Galerie Fons Welters - Amsterdam

The sculptures of Tom Claassen frequently assume classical, monumental proportions: take the concrete elephants beside the A27, for instance, or the two seated men at Schiphol airport. And yet his works do not radiate grandeur. In fact they have an almost apologetic air about them, in spite of towering over their surroundings from a good seven metres.

The animals and other beings sculpted by Tom Claassen are essentially anti-heroes. It is as if Claassen only dares to tackle this monumentality with a large dose of humour and irony. But his animal subjects – frequently executed in rounded, attractive shapes – are a tactic that distracts our attention from Tom Claassen’s real aim: surreptitiously to take up as much space as possible. The contradictions in Claassen’s work – monumentality in an accessible form – make it possible for his conquest of the public space almost to escape notice.

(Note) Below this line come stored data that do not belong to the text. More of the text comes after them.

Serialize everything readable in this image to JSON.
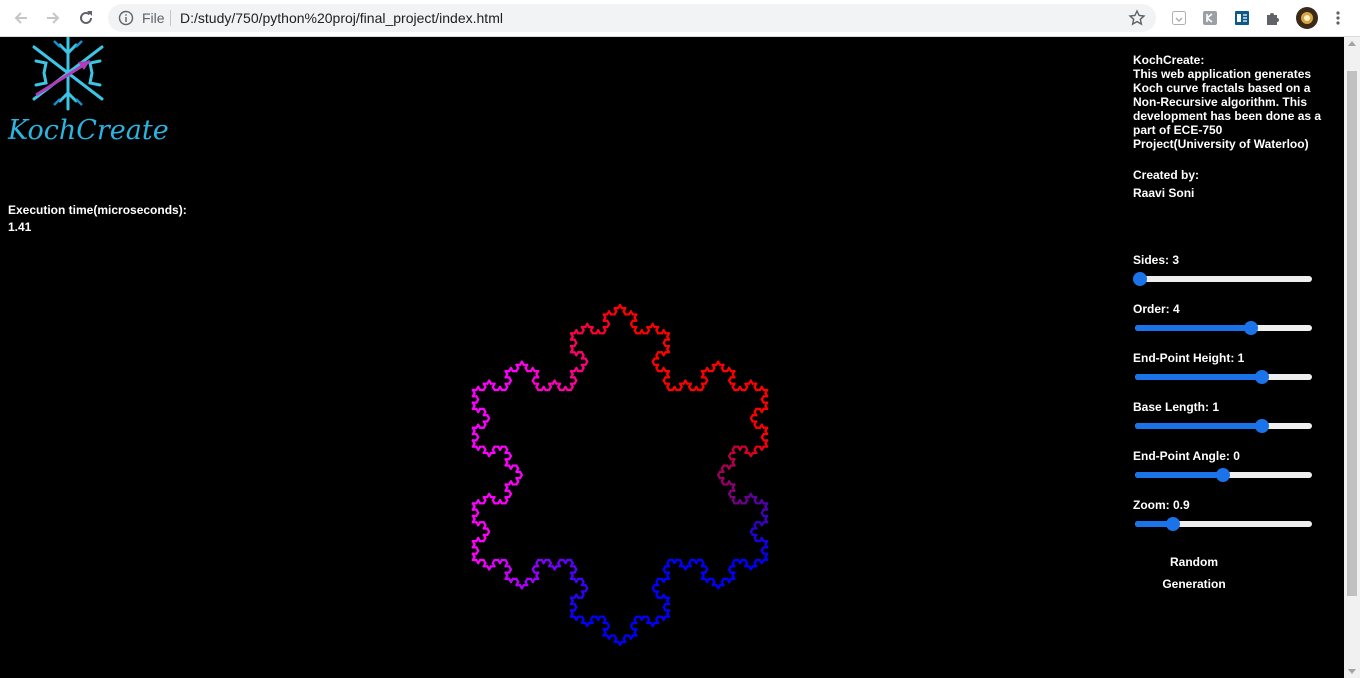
{
  "browser": {
    "scheme_label": "File",
    "url": "D:/study/750/python%20proj/final_project/index.html"
  },
  "logo": {
    "text": "KochCreate"
  },
  "execution": {
    "label": "Execution time(microseconds):",
    "value": "1.41"
  },
  "about": {
    "title": "KochCreate:",
    "lines": [
      "This web application generates",
      "Koch curve fractals based on a",
      "Non-Recursive algorithm. This",
      "development has been done as a",
      "part of ECE-750",
      "Project(University of Waterloo)"
    ],
    "created_label": "Created by:",
    "created_name": "Raavi Soni"
  },
  "controls": [
    {
      "label": "Sides: 3",
      "fraction": 0.0
    },
    {
      "label": "Order: 4",
      "fraction": 0.67
    },
    {
      "label": "End-Point Height: 1",
      "fraction": 0.74
    },
    {
      "label": "Base Length: 1",
      "fraction": 0.74
    },
    {
      "label": "End-Point Angle: 0",
      "fraction": 0.5
    },
    {
      "label": "Zoom: 0.9",
      "fraction": 0.2
    }
  ],
  "random_button": "Random Generation",
  "fractal": {
    "sides": 3,
    "order": 4,
    "colors": [
      "#ff0000",
      "#0000ff",
      "#ff00ff"
    ]
  }
}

Claassen bases one of his latest works, Duck rolls, on ducks that have been plucked. But he adds thick, coarsely modelled clay to the feet and the little stump of neck that was once joined to the head. The legs look more like teddy-bears’ feet with toes than webbed ducks’ feet. The neck that has been added is long and curved like a swan’s. The clay is modelled coarsely, the toes are little balls pressed against the clumps of clay that serve as feet. This technique is reminiscent of sprezzatura, a term used to express the fleeting quality, the air of nonchalance, conveyed by some Renaissance artists. Tom Claassen’s work may appear effortless, but appearances are deceptive, since this quality of evanescence can be achieved only through great precision.

For this exhibition, Tom Claassen has transformed the gallery into a field. The land is broken up by coarsely-shaped, worm-like apparitions. Along the side are a forgotten deck chair and a ladder, or rather, the latex casts of these objects. The skin that has been peeled off the actual object is literally the object’s negative: the non-object. The entrance to the gallery is transformed into a runway, an indispensable feature in this quintessentially Dutch scene. The animal world that is so characteristic of Tom Claassen’s work fills every last corner of the gallery, as if the life of the countryside has been imported into the space. Claassen succeeds once again, with an ostensibly simple gesture, in turning the world inside out.